Selon l’élu, les activités de la carrière connue sous l’appellation FCC, située à proximité immédiate de la rivière Lukaya, provoquent d’importantes nuisances environnementales et menacent directement la sécurité des populations riveraines.
Dans sa motion, Pitshou Nkongo dénonce particulièrement les tirs d’explosifs utilisés sur le site. Ces détonations, indique-t-il, provoquent des vibrations si fortes qu’elles fissurent les maisons, brisent les vitres et font craindre un risque d’effondrement de plusieurs habitations.
« L’exploitation de cette carrière cause d’énormes préjudices aux communautés locales. Les tirs d’explosifs mettent en péril la sécurité des habitants et exposent toute une population à un danger permanent », a-t-il affirmé devant la plénière.
Au-delà des dégâts matériels, le député attire l’attention sur la dégradation accélérée de la qualité de l’eau de la rivière Lukaya. Cette pollution affecte directement les familles qui dépendent de cette rivière pour l’eau potable, l’agriculture et la pêche.
De nombreuses plaintes ont déjà été déposées par les riverains, des organisations locales et des associations environnementales, dénonçant la turbidité des eaux, les déchets issus de l’exploitation et les nuisances répétées.
Face à la gravité des faits rapportés, le président de l’Assemblée provinciale, Victor Nsuami Mpaka, a salué la vigilance du député Pitshou Nkongo et annoncé la mise en place d’une commission spéciale et temporaire chargée d’enquêter sur ce dossier.

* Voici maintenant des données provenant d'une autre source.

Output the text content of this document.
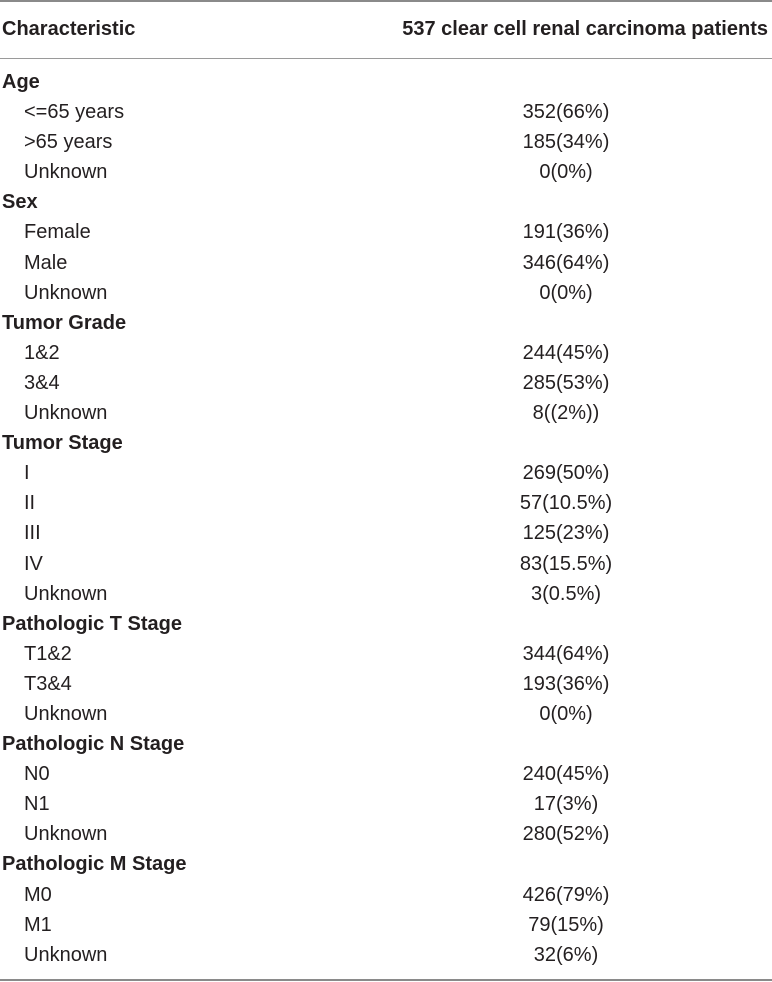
Characteristic	537 clear cell renal carcinoma patients
Age
<=65 years	352(66%)
>65 years	185(34%)
Unknown	0(0%)
Sex
Female	191(36%)
Male	346(64%)
Unknown	0(0%)
Tumor Grade
1&2	244(45%)
3&4	285(53%)
Unknown	8((2%))
Tumor Stage
I	269(50%)
II	57(10.5%)
III	125(23%)
IV	83(15.5%)
Unknown	3(0.5%)
Pathologic T Stage
T1&2	344(64%)
T3&4	193(36%)
Unknown	0(0%)
Pathologic N Stage
N0	240(45%)
N1	17(3%)
Unknown	280(52%)
Pathologic M Stage
M0	426(79%)
M1	79(15%)
Unknown	32(6%)
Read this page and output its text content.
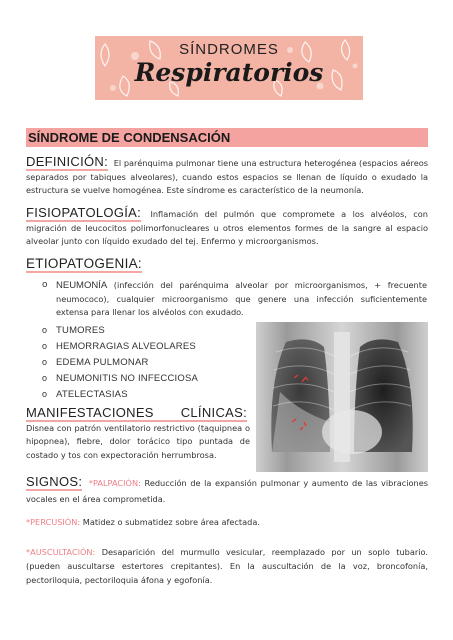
SÍNDROMES
Respiratorios
SÍNDROME DE CONDENSACIÓN
DEFINICIÓN: El parénquima pulmonar tiene una estructura heterogénea (espacios aéreos separados por tabiques alveolares), cuando estos espacios se llenan de líquido o exudado la estructura se vuelve homogénea. Este síndrome es característico de la neumonía.
FISIOPATOLOGÍA: Inflamación del pulmón que compromete a los alvéolos, con migración de leucocitos polimorfonucleares u otros elementos formes de la sangre al espacio alveolar junto con líquido exudado del tej. Enfermo y microorganismos.
ETIOPATOGENIA:
o NEUMONÍA (infección del parénquima alveolar por microorganismos, + frecuente neumococo), cualquier microorganismo que genere una infección suficientemente extensa para llenar los alvéolos con exudado.
o TUMORES
o HEMORRAGIAS ALVEOLARES
o EDEMA PULMONAR
o NEUMONITIS NO INFECCIOSA
o ATELECTASIAS
MANIFESTACIONES CLÍNICAS: Disnea con patrón ventilatorio restrictivo (taquipnea o hipopnea), fiebre, dolor torácico tipo puntada de costado y tos con expectoración herrumbrosa.
SIGNOS: *PALPACIÓN: Reducción de la expansión pulmonar y aumento de las vibraciones vocales en el área comprometida.
*PERCUSIÓN: Matidez o submatidez sobre área afectada.
*AUSCULTACIÓN: Desaparición del murmullo vesicular, reemplazado por un soplo tubario. (pueden auscultarse estertores crepitantes). En la auscultación de la voz, broncofonía, pectoriloquia, pectoriloquia áfona y egofonía.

« L’Assemblée va diligenter une enquête sérieuse pour établir les responsabilités et proposer des mesures adéquates. La protection de l’environnement et la sécurité de nos populations demeurent des priorités majeures », a-t-il déclaré.
La commission, composée de députés et d’experts techniques, devra se rendre sur le terrain dans les prochains jours. Sa mission consistera à recueillir les versions des différentes parties prenantes exploitants, habitants, autorités locales avant d’établir un rapport assorti de recommandations.